Bazı danışanlar, yaşadıklarıyla ilgili net bir hikâye paylaşamasalar da bedenlerinin, yaşanan durumu onlar adına hatırlamaya devam ettiğini zamanla fark edebildi. Kimisi bir türlü anlam veremediği fiziksel tepkilerle; kimisi ise bugünkü ilişkilerinde tekrar eden hatalardan kaynaklanan nedenlerle sürece başlamak ister.Bu süreçler bana, travmanın sağaltımında öncelikli adımın, onun zihinsel süreçlerde ve bedensel hafızada bıraktığı etkileri doğru biçimde değerlendirebilmek olduğunu gösterdi.Bu değerlendirme sürecini anlatacağım birçok durum elbette var; ancak bazı bireylerde bedende ve zihinde varlığını sürdüren anıların nasıl yeniden yüzeye çıkabildiğini çok daha açık bir şekilde gösteren örnekler de bulunuyor.
“Değerli değilim.” inancı ile çalışmaya başladığım bir danışanım, yıllardır sebebi bulunamayan sırt ağrıları nedeniyle görüşmeler boyunca sık sık pozisyon değiştirmek zorunda kalıyor, bu da süreci zorlaştırıyordu.
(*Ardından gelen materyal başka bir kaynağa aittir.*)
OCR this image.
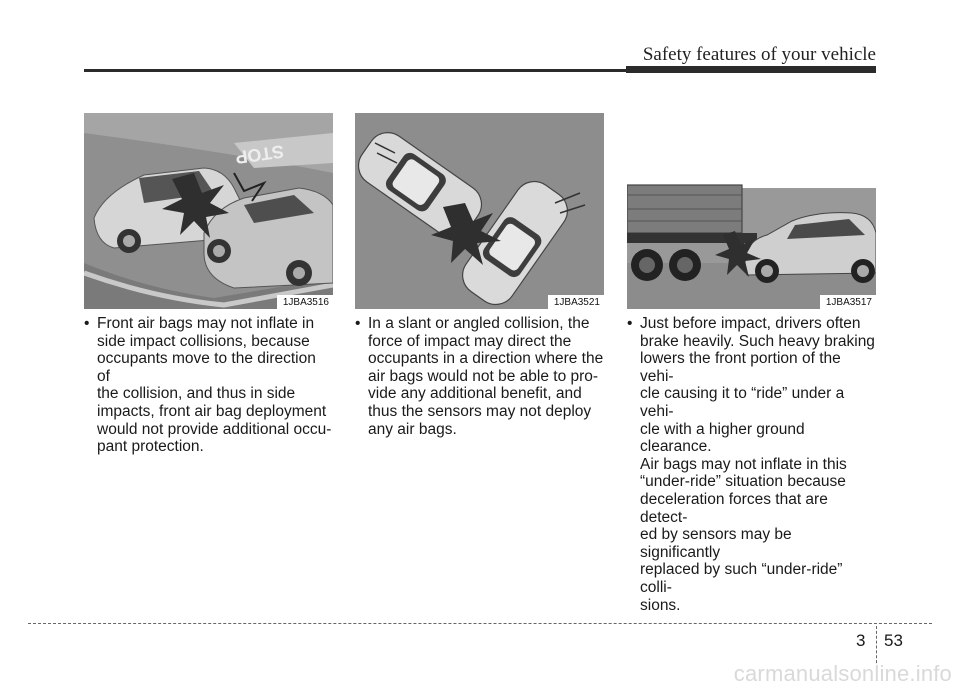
Safety features of your vehicle
STOP
1JBA3516	1JBA3521	1JBA3517
• Front air bags may not inflate in
side impact collisions, because
occupants move to the direction of
the collision, and thus in side
impacts, front air bag deployment
would not provide additional occu-
pant protection.
• In a slant or angled collision, the
force of impact may direct the
occupants in a direction where the
air bags would not be able to pro-
vide any additional benefit, and
thus the sensors may not deploy
any air bags.
• Just before impact, drivers often
brake heavily. Such heavy braking
lowers the front portion of the vehi-
cle causing it to “ride” under a vehi-
cle with a higher ground clearance.
Air bags may not inflate in this
“under-ride” situation because
deceleration forces that are detect-
ed by sensors may be significantly
replaced by such “under-ride” colli-
sions.
3 53
carmanualsonline.info
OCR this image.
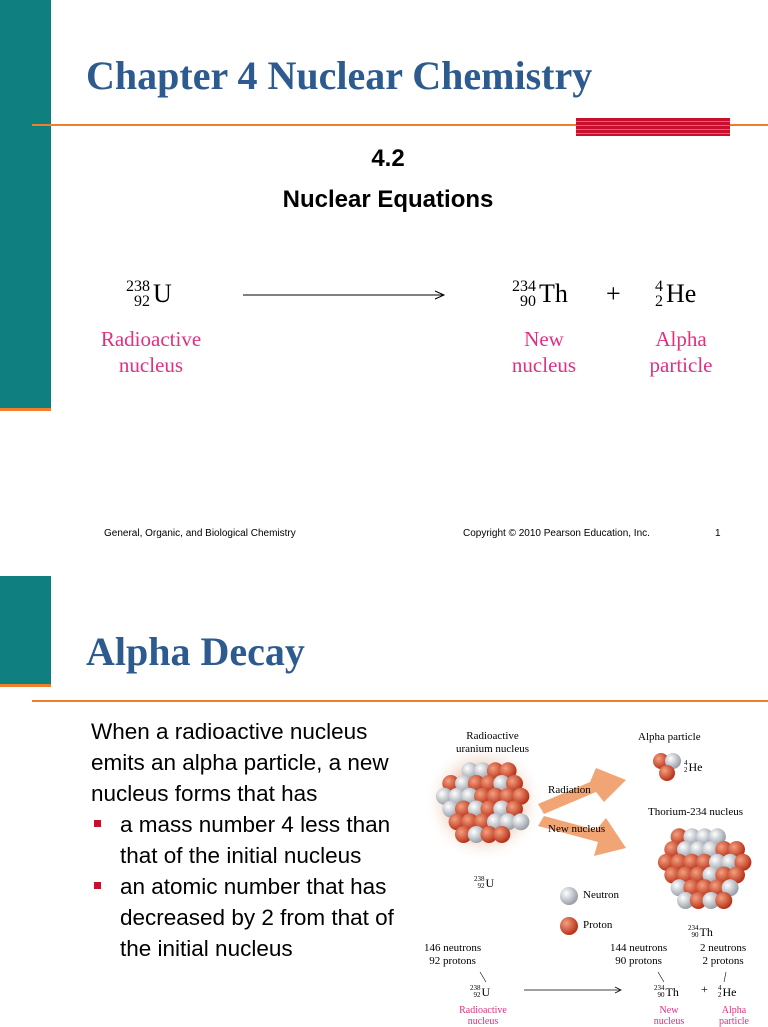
Chapter 4 Nuclear Chemistry
4.2
Nuclear Equations
238
92 U	234
90 Th + 4
2 He
Radioactive
nucleus
New
nucleus
Alpha
particle
General, Organic, and Biological Chemistry	Copyright © 2010 Pearson Education, Inc.	1
Alpha Decay
When a radioactive nucleus emits an alpha particle, a new nucleus forms that has
a mass number 4 less than that of the initial nucleus
an atomic number that has decreased by 2 from that of the initial nucleus
Radioactive
uranium nucleus
Alpha particle
Radiation
Thorium-234 nucleus
New nucleus
Neutron
Proton
4
2 He
238
92 U
234
90 Th
146 neutrons
92 protons
144 neutrons
90 protons
2 neutrons
2 protons
238
92 U	234
90 Th + 4
2 He
Radioactive
nucleus
New
nucleus
Alpha
particle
Nasıl hissettiğini sorduğumda; fizik tedavi, ilaçlar ve çeşitli egzersizlerin kısa süreli rahatlama sağladığını, ancak ağrının her defasında tekrar başladığını anlattı. Terapi sürecinde, çocukluğunda aile bireylerinden birinin öfke kontrol sorunları hakkında konuşurken; öfke patlamasının yaşandığı sırada odasının köşesine çekilip o anlar geçene kadar kıpırdamadan oturduğunu ifade etti. Ayrıca o anlarda, bedeninin donmuş, kaslarının kilitlenmiş gibi olduğunu da ifade etti. Bu yaşantının, travmatik bir durum olarak bugüne yansıması sebebiyle sırt ağrılarının psikosomatik bir belirti olarak ortaya çıkabileceğine dair ihtimalleri notlarıma aldım. Görüşmeler ilerledikçe, benzer bir duygusal tehdit algıladığında vücudunun aynı kasılma tepkisini verdiği ve bu durumun kronik ağrıyı beslediği gözlemlendi. Ağrının yalnızca fiziksel değil, duygusal kökeni de fark edildiğinde süreç tabii ki bambaşka bir boyut kazandı. Bir danışanım, çocuklukta ailesinin ihmalkâr tutumu nedeniyle sürekli huzursuz bir ruh hâli içinde olduğu için terapi sürecine başladı. Yetişkinlik döneminde yoğun iş stresi ve özellikle ilişkilerdeki güvensizlik, cildinde yaygın kızarıklıklar ve kaşıntılar şeklinde kendini gösteriyordu. Dermatolojik tedaviler yalnızca geçici sonuç sağlıyor; duygusal tetikleyiciler ortadan kalkmadıkça şikâyetler yeniden ortaya çıkıyordu. Terapi süreci, bireyin hem stres kaynaklarını tanımasına hem de bedeninin verdiği tepkileri anlamlandırmasına yardımcı oldu. Bir danışanım, depreme uykuda yakalanmıştı. O günden sonra, özellikle geceleri en ufak titreşim, kapı çarpması ya da gürültü de “Deprem oluyor.” düşüncesi tetikleniyor ve yoğun panik tepkilerinin yaşanmasına yol açıyordu. Ancak bu uyarıcıların çoğu depremle ilgili değildi. Sinir sistemi hâlâ yüksek alarm hâlinde olduğu için, gerçek tehlike ortada olmasa da kalp çarpıntısı, nefes darlığı ve yoğun panik hissi yaşıyordu. Terapi sürecinde, bu tepkilerin geçmişteki hayatta kalma tepkilerinin kalıntıları olduğu anlaşıldı.
Travma sonrası işlevselliğin yeniden kazanılması, travmayı yok saymakla değil; öncelikle onu anlamlandırmak ve yüzleşmekle başlar. Bu yüzleşme, bazen travmanın kendisinden daha yoğun duygular barındırabilir; ancak en büyük dönüşümler, çoğunlukla zorlu farkındalıkların ardından ortaya çıkar. Güvenli bir terapötik ortamda geçmişin bugüne etkilerini görmek, travma tetikleyicilerini tanımak ve bedende sıkışıp kalmış duygusal tepkileri serbest bırakmak, yaşamın gidişatını köklü biçimde değiştirebilir. Sonuçta travma, başlı başına hayatımızı şekillendiren bir gerçektir; ancak kim olduğumuzu bütünüyle belirlemek zorunda değildir. Onu anlamak, bize kendimizi tekrar tanıma fırsatını sunar. Ve şunu hatırlatır: Yaşananları değiştiremeyiz, fakat yaşanılanların bugüne olan etkilerinden kaynaklanan olumsuz durumlarla kurduğumuz ilişkiyi değiştirebiliriz.
“İnsan bazen hatırlamadığını sandığı şeylerle yaşar.”